If He chooses this path for me forever (and honestly I hope He doesn't), I'll walk it every day like I did yesterday...praying for strength to rise above and shine on those I can, remembering Jesus' words and actions on earth...He walked the mundane...gave well past his wall of exhaustion...and often sat with those the world deemed "gone"...Yet we celebrate His life as so exciting...could it be that Jesus had many mundane moments looking from the outside in? Could it be his feet and legs could barely move after walking and standing and teaching? Could it be he wanted bigger, more exciting things in that desert than starving for 40 days and just resisting the devil? Did Jesus have to live in the mundane too and learn to let it produce Him? Have we possibly, just possibly over excited the days of Jesus and forgotten that He was just a man? And He too dealt with keeping the heart of God in an earthen, limited body and had to relegate that with his dreams for greater every day? Have we underestimated the power of the stories we DON'T read in the New Testament...the ones where Jesus went to bed tired and got up more tired...yet got up anyway...and went about the daily tasks of life? Jesus knows my heart and how it longs to travel Africa and do those things our culture deems magical...yet I'm quite sure when I arrive...more mundane would be there to greet me...He also knows my heart in the mundane because He walked it...on tired, swollen feet He also walked it...and He experienced miracles, unexpected highs, and forever changing moments.
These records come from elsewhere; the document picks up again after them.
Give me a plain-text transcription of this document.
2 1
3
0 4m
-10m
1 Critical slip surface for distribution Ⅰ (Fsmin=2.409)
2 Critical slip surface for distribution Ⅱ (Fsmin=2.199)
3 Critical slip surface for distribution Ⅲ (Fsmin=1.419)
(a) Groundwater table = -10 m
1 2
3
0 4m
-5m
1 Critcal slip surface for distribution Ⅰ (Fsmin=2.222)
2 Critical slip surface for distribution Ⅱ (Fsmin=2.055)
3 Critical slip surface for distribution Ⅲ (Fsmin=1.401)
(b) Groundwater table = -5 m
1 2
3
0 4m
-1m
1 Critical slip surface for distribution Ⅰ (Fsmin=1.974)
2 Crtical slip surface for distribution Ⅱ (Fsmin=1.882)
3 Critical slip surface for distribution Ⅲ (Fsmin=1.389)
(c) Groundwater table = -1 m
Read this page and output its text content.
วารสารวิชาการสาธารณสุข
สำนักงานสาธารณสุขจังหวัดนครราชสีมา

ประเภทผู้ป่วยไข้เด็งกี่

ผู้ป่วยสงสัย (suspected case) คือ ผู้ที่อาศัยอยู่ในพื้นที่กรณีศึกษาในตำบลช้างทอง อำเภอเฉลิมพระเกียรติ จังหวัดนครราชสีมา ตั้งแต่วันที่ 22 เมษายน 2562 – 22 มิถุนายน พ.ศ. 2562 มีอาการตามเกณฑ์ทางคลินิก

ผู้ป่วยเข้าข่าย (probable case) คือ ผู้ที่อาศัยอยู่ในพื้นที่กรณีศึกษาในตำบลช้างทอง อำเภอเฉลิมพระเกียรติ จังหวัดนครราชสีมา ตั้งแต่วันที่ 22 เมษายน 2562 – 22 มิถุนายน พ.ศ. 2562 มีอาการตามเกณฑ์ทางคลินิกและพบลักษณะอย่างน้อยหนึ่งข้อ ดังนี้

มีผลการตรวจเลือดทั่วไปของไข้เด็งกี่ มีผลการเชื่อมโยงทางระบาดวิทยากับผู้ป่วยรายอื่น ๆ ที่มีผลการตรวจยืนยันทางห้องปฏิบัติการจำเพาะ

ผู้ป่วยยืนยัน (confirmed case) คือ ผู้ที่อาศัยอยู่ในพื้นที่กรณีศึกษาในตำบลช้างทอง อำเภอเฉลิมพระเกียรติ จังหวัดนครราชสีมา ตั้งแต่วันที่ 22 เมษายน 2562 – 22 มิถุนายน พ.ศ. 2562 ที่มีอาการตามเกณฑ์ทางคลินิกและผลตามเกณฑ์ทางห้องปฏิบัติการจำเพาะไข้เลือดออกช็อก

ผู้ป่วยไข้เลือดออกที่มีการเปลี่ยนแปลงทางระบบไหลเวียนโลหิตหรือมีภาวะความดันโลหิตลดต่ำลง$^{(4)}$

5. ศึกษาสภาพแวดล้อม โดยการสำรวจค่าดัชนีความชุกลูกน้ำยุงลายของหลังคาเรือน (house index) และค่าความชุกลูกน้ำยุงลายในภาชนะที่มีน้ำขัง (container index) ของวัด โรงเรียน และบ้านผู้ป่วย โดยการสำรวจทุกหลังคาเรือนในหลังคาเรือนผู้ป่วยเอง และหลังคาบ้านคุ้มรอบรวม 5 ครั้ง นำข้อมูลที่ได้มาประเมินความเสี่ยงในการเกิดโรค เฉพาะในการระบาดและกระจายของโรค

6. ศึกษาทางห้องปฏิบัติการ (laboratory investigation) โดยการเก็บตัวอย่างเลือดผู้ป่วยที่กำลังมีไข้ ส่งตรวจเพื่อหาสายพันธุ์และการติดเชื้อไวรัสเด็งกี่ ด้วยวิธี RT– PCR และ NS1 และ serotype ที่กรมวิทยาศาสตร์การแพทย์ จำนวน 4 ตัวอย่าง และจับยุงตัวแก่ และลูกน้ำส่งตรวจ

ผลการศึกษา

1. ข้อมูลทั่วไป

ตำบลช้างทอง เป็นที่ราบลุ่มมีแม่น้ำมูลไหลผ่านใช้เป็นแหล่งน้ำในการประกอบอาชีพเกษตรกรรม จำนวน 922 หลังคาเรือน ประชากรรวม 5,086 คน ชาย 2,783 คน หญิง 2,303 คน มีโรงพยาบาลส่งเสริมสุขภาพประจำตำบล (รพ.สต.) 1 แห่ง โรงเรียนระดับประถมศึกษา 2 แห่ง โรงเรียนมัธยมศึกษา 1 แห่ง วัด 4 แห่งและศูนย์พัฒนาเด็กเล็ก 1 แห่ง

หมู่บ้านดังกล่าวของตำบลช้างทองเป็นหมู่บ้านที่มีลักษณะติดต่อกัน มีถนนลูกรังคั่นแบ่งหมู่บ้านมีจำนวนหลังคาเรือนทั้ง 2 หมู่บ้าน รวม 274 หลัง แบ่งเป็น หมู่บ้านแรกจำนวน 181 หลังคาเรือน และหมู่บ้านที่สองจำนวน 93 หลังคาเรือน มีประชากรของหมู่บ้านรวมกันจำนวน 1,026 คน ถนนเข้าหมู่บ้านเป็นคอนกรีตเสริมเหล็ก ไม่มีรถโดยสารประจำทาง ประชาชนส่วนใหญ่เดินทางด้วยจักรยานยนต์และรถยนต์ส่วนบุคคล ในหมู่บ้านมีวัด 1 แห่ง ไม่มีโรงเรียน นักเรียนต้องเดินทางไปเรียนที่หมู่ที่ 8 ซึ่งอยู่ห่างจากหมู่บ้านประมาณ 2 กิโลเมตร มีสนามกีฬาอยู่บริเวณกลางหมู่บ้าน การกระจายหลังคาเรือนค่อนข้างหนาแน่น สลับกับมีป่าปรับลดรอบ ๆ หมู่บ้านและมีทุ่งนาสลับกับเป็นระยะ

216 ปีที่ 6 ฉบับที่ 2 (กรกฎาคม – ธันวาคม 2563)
But in between all those things...there had to have been mundane. And He did it. Choosing fruit off trees rather than meat at the wealthy friends table...knowing He had something so priceless within but choosing to allow that priceless God to present however He deemed fit...with field or fancy table...with prostitute and tax collector...liberal and pharisee...invalid and possessed...One. Mundane Act after Another.
And so I will, for the moments sake, trust the mundane in my life. Because in that perspective, the mundane becomes holy. I want to be holy.